A Conscientious Objector in the Opium Trade

Researching the 19th century opium trade is a beguiling activity. One first approaches the trade with abhorrence, realizing that the merchants brought untold misery to thousands of addicts across China. However, over time, as you read the documents and letters of these merchants, they become flesh and blood - self-made entrepreneurs that seem similar in outlook to today's modern tycoons in all respects save one - they peddled an illegal drug. The sympathy for them comes partly because one reads these letters generally without reading Chinese accounts of the scale of the addiction or even English missionaries' sobering reports on opium usage. Scholars that study them generally focus on the merchants themselves, and come to believe that these merchants were good men in their own way, and had their own moral code. Some scholars argue that because the merchants were not actually allowed to travel inland in China, they were never able to see the evil harvest of their trade. Also, it was said, they were subject to a different moral code in the 19th century, and would not have regarded selling drugs to an alien (Chinese) culture as a terrible thing.
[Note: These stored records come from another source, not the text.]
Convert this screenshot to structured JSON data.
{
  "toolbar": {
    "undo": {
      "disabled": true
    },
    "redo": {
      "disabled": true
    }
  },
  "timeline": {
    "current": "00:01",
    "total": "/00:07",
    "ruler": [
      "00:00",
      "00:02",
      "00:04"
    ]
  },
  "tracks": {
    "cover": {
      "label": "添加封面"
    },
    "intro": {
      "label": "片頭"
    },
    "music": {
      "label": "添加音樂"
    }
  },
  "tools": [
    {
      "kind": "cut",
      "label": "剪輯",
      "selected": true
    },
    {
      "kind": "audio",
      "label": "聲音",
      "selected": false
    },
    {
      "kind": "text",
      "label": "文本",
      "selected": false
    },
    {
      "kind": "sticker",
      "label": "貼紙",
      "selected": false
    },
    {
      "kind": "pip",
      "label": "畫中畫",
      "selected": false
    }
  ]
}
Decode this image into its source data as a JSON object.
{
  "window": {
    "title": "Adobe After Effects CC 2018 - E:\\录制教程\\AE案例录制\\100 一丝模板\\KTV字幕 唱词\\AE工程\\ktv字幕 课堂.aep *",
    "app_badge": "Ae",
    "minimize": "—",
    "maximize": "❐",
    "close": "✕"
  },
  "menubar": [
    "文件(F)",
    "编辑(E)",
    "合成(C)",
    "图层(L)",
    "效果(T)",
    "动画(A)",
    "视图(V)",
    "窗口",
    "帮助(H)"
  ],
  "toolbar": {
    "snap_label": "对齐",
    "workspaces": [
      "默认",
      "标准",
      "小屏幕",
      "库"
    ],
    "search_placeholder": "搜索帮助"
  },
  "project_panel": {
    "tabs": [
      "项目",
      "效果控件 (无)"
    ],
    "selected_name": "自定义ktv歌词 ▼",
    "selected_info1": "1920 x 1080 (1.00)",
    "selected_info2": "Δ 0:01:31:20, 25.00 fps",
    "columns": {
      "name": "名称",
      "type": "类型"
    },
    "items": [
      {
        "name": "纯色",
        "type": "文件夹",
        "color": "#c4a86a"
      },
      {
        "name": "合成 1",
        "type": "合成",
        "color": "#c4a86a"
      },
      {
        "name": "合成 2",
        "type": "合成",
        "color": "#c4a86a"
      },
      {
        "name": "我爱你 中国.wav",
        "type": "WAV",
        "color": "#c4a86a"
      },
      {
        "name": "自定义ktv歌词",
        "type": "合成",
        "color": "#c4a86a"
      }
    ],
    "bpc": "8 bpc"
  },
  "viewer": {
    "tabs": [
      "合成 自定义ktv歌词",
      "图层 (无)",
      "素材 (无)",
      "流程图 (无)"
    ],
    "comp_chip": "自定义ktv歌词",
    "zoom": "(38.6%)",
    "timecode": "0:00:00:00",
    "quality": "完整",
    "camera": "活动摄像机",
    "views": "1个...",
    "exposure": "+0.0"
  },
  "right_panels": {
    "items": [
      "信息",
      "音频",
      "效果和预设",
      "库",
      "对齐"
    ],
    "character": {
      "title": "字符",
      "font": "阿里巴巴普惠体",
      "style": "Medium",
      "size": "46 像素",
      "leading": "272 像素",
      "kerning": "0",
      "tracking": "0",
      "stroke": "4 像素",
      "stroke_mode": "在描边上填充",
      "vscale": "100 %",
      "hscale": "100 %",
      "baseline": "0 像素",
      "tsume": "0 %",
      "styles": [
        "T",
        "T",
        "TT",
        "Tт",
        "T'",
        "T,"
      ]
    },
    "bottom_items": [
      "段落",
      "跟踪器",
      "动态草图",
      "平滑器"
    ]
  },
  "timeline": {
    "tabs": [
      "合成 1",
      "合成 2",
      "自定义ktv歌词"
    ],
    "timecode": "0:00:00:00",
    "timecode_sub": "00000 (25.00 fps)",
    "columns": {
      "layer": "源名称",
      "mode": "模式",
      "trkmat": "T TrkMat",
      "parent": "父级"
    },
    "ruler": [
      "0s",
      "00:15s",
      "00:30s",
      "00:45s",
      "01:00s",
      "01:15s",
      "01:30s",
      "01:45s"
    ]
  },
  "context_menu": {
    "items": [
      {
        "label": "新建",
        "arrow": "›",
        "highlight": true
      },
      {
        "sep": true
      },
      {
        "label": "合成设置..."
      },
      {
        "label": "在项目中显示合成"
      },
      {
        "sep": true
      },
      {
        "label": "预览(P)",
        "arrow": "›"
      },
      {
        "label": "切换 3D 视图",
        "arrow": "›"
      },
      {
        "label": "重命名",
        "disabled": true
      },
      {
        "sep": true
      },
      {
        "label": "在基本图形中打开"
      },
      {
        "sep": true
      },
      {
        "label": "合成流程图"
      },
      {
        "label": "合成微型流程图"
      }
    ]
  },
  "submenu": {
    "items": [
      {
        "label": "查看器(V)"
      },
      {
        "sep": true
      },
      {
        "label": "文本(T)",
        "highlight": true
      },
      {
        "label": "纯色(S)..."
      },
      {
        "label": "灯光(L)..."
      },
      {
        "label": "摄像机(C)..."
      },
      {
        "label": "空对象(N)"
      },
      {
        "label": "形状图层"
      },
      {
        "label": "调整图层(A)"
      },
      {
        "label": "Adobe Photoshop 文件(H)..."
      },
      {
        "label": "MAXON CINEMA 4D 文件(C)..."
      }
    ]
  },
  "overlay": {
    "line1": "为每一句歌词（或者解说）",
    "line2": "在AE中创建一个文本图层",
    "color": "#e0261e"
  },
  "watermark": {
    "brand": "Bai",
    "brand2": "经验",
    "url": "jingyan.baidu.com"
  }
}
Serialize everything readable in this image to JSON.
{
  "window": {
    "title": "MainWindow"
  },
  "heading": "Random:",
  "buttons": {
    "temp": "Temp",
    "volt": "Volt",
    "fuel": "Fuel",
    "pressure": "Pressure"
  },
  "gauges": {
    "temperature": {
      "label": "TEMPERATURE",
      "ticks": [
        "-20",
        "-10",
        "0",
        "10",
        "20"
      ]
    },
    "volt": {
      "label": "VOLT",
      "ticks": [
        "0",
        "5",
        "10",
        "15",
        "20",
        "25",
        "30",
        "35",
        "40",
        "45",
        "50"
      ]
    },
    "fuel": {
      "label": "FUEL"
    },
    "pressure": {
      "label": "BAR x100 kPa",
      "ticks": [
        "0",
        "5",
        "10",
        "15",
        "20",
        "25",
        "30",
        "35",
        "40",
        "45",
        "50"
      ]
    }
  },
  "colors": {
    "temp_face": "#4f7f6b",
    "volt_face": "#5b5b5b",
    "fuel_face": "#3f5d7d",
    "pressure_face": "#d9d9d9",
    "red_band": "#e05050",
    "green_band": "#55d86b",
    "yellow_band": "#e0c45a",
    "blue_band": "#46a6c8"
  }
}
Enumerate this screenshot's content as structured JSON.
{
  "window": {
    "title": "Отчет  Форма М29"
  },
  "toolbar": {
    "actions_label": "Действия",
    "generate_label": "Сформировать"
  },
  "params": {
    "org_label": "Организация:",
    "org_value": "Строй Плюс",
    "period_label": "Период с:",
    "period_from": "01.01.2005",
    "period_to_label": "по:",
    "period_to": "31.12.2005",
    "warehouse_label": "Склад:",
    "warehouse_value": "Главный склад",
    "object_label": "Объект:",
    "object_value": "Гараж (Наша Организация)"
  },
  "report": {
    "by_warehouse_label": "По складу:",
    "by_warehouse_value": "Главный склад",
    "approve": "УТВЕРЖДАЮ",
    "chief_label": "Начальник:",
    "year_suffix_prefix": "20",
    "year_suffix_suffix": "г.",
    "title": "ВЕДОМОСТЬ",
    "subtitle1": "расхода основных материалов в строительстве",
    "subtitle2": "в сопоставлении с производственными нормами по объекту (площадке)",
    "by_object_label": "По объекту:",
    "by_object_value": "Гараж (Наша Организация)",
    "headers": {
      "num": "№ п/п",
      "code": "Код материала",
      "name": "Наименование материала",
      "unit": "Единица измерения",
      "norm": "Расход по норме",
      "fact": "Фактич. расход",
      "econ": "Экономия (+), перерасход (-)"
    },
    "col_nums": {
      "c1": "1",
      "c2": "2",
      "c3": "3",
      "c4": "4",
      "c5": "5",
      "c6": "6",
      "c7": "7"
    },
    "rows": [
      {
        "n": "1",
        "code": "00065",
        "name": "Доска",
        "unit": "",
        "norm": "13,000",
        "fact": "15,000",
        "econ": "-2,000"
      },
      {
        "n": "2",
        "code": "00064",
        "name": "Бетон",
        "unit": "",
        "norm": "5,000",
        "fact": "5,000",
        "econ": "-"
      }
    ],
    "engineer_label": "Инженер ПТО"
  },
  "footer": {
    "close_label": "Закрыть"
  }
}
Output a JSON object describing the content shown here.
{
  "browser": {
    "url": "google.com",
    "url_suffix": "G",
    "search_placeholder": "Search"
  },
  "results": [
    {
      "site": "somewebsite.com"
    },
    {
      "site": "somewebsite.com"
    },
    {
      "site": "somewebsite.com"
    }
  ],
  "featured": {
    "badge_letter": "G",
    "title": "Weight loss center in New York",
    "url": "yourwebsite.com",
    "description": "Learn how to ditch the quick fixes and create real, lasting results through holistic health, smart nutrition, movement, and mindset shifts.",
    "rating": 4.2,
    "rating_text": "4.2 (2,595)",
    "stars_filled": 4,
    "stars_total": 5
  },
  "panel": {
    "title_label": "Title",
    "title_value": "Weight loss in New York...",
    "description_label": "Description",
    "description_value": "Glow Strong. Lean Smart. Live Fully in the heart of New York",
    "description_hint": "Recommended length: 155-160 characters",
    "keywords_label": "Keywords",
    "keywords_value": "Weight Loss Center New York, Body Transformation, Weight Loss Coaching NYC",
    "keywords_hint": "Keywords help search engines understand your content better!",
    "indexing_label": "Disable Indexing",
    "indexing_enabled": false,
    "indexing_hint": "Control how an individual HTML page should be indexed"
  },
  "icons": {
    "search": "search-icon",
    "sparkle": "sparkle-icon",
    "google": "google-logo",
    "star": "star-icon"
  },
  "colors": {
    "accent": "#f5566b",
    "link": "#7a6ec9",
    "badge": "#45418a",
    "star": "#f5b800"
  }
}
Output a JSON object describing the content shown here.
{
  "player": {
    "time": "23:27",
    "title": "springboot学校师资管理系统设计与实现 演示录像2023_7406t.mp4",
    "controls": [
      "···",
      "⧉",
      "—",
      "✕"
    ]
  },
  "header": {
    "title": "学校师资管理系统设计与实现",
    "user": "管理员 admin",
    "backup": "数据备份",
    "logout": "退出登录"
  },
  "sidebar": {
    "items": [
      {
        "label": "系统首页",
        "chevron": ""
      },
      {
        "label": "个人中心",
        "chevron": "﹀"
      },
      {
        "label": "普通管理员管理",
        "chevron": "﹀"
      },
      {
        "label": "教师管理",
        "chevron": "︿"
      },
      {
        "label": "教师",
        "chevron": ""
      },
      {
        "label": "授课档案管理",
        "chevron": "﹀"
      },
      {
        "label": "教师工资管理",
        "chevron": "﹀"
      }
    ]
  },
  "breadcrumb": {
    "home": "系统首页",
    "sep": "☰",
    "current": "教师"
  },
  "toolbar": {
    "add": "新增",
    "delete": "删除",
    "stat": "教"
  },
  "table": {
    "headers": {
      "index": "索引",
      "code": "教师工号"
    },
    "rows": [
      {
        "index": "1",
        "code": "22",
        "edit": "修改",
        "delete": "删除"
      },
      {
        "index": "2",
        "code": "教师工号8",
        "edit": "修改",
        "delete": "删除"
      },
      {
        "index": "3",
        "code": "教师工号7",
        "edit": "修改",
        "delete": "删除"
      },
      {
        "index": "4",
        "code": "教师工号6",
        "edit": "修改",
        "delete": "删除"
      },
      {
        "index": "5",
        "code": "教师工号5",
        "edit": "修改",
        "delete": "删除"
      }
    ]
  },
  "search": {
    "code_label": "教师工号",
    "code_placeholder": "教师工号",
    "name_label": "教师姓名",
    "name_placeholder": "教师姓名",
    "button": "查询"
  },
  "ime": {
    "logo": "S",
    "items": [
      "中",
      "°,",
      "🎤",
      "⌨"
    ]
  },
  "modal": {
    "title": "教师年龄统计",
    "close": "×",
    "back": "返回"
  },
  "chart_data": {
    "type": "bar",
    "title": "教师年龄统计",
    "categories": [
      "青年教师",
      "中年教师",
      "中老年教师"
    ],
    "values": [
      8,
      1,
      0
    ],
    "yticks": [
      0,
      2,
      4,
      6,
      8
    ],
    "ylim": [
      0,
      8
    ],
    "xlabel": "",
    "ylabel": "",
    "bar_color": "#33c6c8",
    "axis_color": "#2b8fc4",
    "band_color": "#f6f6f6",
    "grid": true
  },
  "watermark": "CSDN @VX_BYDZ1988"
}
Yet it is important to remember the sly nugget of wisdom William Jardine himself proferred to Karl Gutzlaff, a Pomeranian saddle-maker turned missionary in China:"We have every respect for persons entertaining strict religious principles, but we fear that very godly people are not suited to the drug trade."

In fact Jardine made this statement because he was trying to convince Gutzlaff, one of the few Europeans that spoke Chinese, to accompany his opium clipper on illegal runs to Ningbo to sell his drugs. After a crisis of conscience, Gutzlaff went for the money, reasoning that he would use the cash for preaching and distributing bibles. But it does demonstrate that already then, there was a recognition that the trade was an amoral, if not wholly immoral, activity.

Proof of this came with one of the scions of the firm, Donald Matheson. Young Donald had come to Hong Kong in his uncle James's footsteps, and was well on his way to amassing a huge fortune as a Director of Jardine Matheson. But he was also a very devout Christian, and the horror of his livelihood continued to prick away at his conscience. In 1848, he surprised and shocked all Hong Kong, especially everyone in his firm, by resigning his post, and effectively giving up the Matheson family's interest in the company. He shortly afterwards returned to Britain. An interesting postscript to this story is that Donald Matheson in 1892, as an elderly gentleman, still retained such an abhorrence for the opium trade (which by that time his old firm Jardine Matheson had exited) that he became Chairman of the Executive Committee of the Society for the Suppression of the Opium Trade in England. Thanks to his tireless efforts and those of his colleagues, the opium trade was roundly condemned in Parliament - just 50 years after Chinese efforts to halt the same trade had moved that august House to go to War with China!

So let there be no mistake - the opium traders of the day were full aware of the pernicious evils of the drug they peddled, as much so as the Colombian cartels of the 21st century.